Butson: Finding hope for others during my life’s most challenging time
By Katherine Butson
October 24, 2013
One year ago last month, I accidently discovered a lump.
I was misdiagnosed four times before finally being diagnosed in January with a rare, aggressive breast cancer. Following an unsuccessful surgery to remove the cancer, I began aggressive chemotherapy treatments in February. These eight treatments were to sweep my body of cancer cells and prevent them from returning.
On the eve of my fourth treatment, I was informed I was the recipient of diluted drugs for each of my first three treatments — not the news any cancer patient wants to receive, and news that haunts me every day.
This summer, I had major surgery, after which I learned I would have to have radiation treatments over a six-week period. My journey has been long, arduous and beyond frightening.
Breast cancer has not only terribly affected me over the past year it has affected everyone who loves me.
I wish to have my former life back. The cancer-free life when I could be a terrific, active mom to my son; a caregiver, friend and companion to my fiancé; and a helpful, involved person to those I love.
I wish to have my independence back.
I wish to leave cancer behind.
October is Breast Cancer Awareness month, and I would like to bring everyone’s attention to this nasty, humiliating and sometimes deadly disease.
This year alone, more than 23,000 Canadian women and men will be diagnosed with breast cancer. I want everyone, women and men alike, to realize the importance of performing monthly self-exams. If I hadn’t found that lump when I did, it is most likely I wouldn’t be writing this article now.

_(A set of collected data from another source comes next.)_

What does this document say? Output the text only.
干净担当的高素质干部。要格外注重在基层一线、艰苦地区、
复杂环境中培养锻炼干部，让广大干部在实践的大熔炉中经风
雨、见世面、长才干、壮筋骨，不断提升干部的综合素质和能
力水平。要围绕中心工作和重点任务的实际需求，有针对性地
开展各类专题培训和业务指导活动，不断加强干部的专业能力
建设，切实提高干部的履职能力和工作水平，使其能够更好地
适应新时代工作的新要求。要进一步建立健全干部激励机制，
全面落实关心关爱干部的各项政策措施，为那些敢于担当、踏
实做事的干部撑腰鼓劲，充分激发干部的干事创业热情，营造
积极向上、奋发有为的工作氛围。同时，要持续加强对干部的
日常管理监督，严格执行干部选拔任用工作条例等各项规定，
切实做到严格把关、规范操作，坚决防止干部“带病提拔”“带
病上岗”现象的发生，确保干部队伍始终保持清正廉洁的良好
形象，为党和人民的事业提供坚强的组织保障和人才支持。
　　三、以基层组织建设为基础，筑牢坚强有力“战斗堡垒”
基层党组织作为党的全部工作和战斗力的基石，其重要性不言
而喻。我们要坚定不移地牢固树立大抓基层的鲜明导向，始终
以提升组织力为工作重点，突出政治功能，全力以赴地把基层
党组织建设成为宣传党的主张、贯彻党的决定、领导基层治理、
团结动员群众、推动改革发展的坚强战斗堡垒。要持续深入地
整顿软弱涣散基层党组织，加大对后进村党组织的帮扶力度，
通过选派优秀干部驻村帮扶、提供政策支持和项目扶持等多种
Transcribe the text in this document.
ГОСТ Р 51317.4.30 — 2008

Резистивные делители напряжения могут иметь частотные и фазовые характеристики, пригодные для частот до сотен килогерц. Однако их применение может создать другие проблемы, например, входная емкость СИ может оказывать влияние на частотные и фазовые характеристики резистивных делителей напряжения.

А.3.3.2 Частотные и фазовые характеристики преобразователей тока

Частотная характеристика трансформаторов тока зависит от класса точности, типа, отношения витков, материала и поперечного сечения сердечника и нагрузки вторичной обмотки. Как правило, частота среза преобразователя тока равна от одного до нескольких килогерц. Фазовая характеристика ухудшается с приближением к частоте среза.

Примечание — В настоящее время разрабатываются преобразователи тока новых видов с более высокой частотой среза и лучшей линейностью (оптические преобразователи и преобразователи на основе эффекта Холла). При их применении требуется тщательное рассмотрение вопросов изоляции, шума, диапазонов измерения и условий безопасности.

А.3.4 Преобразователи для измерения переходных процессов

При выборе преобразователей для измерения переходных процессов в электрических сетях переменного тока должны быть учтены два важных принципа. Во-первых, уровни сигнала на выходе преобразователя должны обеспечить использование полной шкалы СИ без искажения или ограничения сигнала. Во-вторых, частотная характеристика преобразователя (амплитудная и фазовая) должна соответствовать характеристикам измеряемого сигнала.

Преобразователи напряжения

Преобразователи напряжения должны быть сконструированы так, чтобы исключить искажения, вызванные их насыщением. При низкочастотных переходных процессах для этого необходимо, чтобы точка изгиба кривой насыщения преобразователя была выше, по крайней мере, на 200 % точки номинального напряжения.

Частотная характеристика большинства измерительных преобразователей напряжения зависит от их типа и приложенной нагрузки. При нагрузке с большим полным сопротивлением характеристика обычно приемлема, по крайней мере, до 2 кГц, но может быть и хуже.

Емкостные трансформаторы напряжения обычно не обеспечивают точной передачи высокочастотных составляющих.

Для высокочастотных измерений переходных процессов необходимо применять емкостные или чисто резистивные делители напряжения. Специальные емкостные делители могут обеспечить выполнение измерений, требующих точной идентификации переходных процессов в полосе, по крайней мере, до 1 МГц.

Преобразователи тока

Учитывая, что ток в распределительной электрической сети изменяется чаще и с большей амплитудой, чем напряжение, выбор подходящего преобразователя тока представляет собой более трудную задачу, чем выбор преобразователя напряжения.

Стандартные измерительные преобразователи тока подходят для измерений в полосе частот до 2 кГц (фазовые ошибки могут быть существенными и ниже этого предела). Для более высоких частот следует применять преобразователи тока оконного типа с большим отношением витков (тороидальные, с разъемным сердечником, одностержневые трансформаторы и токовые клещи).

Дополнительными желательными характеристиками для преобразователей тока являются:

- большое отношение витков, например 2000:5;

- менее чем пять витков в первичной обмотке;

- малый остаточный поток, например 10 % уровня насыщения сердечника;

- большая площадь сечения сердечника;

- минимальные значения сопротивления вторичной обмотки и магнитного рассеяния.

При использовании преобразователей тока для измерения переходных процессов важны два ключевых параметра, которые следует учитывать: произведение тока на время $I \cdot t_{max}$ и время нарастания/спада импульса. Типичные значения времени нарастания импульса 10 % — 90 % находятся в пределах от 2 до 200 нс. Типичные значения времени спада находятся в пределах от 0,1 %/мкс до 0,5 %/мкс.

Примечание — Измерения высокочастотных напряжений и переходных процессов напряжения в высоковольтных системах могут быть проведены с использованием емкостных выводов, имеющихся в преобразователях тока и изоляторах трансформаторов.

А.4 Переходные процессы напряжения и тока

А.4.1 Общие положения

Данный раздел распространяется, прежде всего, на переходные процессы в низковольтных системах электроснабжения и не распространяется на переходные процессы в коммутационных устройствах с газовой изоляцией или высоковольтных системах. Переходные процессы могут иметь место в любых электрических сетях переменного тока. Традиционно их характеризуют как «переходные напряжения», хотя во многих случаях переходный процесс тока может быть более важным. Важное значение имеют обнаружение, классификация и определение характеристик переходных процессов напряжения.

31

I wasn’t a self-examiner and I found that lump accidently. It is vitally important to realize the necessity to check oneself.
So please, ladies, remember to check yourselves monthly. And, gentlemen, please remind your ladies to do so.
You may save the life of someone you love.
On Sunday, Oct. 6, I participated in the Canadian Breast Cancer Foundation’s CIBC Run for the Cure in London’s Victoria Park because breast cancer has changed my life forever.
Team Katherine Butson was the idea of a mere acquaintance of mine, whom I now call a friend, to participate in the run with the intention of heightening breast cancer awareness and raising money to help find a cure. I’m honoured she supported me in this way. I’m touched by all who joined my team, including colleagues from the Faculty of Education and Western as a whole. I’m indebted to those who made donations and, by doing so, gave me the gift of hope.
Every donation counts and no donation is too small. Those donations move the Canadian Breast Cancer Foundation, cbcf.org, closer to achieving its vision of creating a future without breast cancer.
When I think about how breast cancer has changed me forever, and those who will be diagnosed this year in Canada, it feels good to know I’m doing something, along with the other members of Team Katherine Butson, to change those statistics through my participation, fundraising and by learning more about breast cancer. My team raised just under $32,000 for this important cause and donations continue to come in.
On Friday, my doorbell rang and I was presented with the Canadian Breast Cancer Foundations 2013 Determination Award for being the second highest individual fundraiser in London. This award inspires me to beat breast cancer and move forward to a life filled with hope and much better times.
I’m very grateful for everyone’s support and incredibly proud of the success of my team of supporters.
You can make a difference, too. With your support, the foundation will continue funding breast cancer research, education, awareness, advocacy and health promotion initiatives across the country, aimed to significantly reduce the burden in Canada.
During the most challenging time of my life, while fighting to survive breast cancer, I learned that with tenacity and faith, one truly can turn lemons into lemonade.
Katherine Butson, BA’88, has managed The Althouse Press at the Faculty of Education since 1986. She currently remains on medical leave.